Durante a Idade Média a teoria contratual irá encontrar sua expressão mais aprimorada, fruto das necessidades históricas e das exigências da época. A própria sociedade feudal estava alicerçada sobre a idéia de mútuos contratos ligando todos os seus membros, formando uma cadeia infindável de direitos e deveres recíprocos. Na Idade Média, dois fatores começariam a modificar significativamente a forma do contrato tal como ocorria no direito romano. Primeiro, a generalização da prática dos escribas de fazer constar no instrumento escrito das convenções, a pedido dos contratantes, que todas as formalidades tinham sido cumpridas (ainda quando não o tivessem sido). Era a abolição indireta da sacramentalidade, pois a simples menção da observância da forma tinha maior importância que seu cumprimento efetivo. Segundo, as imperiosas necessidades de uma sociedade cada vez mais mercantil cresceram e isso levou a uma maior utilização de documentos escritos com as especificações contratuais, a tal ponto de quase tornar possível o abandono do formalismo.
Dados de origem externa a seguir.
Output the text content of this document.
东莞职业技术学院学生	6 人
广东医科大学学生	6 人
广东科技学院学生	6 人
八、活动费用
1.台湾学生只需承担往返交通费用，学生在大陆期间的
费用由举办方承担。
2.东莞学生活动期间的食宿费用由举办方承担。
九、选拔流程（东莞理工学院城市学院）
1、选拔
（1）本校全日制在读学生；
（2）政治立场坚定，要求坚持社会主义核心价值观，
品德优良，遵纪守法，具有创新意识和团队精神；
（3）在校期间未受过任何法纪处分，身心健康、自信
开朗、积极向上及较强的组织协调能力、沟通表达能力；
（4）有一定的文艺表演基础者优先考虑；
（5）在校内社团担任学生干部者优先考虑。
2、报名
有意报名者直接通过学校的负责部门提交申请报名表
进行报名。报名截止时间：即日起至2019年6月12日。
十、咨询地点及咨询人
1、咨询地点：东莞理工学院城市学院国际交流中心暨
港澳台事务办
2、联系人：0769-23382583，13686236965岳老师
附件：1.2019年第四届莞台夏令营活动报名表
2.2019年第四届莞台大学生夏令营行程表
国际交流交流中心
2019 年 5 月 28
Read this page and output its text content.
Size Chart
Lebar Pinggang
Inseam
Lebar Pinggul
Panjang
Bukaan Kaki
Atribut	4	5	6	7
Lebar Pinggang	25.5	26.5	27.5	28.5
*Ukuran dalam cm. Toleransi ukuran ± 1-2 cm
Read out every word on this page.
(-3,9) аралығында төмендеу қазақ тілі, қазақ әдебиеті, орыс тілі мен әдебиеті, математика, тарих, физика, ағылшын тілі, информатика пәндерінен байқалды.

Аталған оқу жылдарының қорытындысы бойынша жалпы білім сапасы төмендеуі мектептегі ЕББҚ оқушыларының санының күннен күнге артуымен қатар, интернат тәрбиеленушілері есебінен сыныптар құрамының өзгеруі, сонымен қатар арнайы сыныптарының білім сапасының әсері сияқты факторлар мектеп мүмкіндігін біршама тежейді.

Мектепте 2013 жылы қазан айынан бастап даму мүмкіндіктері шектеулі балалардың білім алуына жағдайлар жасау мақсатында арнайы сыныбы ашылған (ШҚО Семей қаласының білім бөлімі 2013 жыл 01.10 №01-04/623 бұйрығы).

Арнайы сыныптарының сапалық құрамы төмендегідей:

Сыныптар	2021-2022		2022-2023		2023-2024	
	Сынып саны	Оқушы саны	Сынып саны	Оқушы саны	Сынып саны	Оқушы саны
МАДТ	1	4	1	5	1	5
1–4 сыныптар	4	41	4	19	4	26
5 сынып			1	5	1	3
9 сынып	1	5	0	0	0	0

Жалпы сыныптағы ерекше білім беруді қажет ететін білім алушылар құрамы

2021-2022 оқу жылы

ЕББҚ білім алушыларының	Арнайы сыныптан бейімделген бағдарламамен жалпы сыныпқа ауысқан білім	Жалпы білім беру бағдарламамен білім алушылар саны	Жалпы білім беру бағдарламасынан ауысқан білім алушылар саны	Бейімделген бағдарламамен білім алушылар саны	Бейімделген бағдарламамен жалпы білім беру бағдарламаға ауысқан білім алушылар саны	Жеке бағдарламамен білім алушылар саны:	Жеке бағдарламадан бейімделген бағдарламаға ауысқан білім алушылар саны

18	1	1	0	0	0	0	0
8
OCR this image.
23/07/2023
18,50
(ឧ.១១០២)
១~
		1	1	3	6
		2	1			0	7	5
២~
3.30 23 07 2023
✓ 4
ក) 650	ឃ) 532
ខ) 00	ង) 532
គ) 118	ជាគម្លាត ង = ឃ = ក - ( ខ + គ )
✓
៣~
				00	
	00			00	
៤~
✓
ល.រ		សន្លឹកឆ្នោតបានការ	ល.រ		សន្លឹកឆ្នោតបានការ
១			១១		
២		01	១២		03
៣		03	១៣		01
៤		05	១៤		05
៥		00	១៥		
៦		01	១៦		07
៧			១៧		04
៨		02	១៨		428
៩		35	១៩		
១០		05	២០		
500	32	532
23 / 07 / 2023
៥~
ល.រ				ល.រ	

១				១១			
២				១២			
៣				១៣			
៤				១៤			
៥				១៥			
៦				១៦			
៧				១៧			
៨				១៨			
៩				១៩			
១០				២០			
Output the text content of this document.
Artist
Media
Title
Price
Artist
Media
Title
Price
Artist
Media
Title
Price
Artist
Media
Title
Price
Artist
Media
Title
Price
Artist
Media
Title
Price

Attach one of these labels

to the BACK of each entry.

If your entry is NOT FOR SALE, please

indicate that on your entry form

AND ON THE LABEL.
Nesse período, o contrato começa a se estabelecer como instrumento abstrato, pois se confere força obrigatória às manifestações de vontade, sem a forma exterior exagerada do Direito Romano. (FIUZA, 2006, p. 127).

A forma como o contrato do direito privado se transfere para as instâncias superiores de poder aparece em alguns autores escolásticos e renascentistas. Eles partem do princípio medieval de que o poder provém de Deus. Quanto à extensão desse poder, as opiniões divergem. Almain e Major (por volta de 1510) acreditam que “a comunidade inteira guarda sua potestas (poder) sobre o príncipe que ela instituiu, o que lhe permite depô-lo, se ele governa para destruir o Estado, não para construí-lo”.[2] Teóricos absolutistas do final do século XVI e XVII acreditam que o povo não podia jamais retomar aquilo que ele abandonou para sempre. No primeiro caso, o povo permanece como o verdadeiro soberano, único detentor do poder legislativo, o príncipe ficando submisso às leis e ao controle permanente da assembléia do povo, a qual podia (pelo menos teoricamente) colocá-lo em julgamento e depor o mandatário infiel de sua autoridade.

Torna-se claro por si mesmo que no segundo caso, a soberania estava firmemente estabelecida e podia conduzir ao absolutismo e ao “prince supérior aux lois”. Uma última tese, a mais moderna e que parecia ter recebido mais sufrágios, operando a síntese entre as duas precedentes: era o famoso “regimes mistos”, inspirado da Antigüidade por Aristóteles, Políbio e Cícero, e ao qual São Tomás havia dado sua ilustre caução.
Ele consistia numa mistura harmoniosa e ideal – portanto utópica – dos três sistemas “primários”: monarquia, aristocracia e democracia, realizando entre os três elementos uma ventura de partilhar da autoridade suprema. François Hotman na Franco-Gallia e um dos maiores juristas do século XVI, Charles Du Moulin, aí se encontram.[3]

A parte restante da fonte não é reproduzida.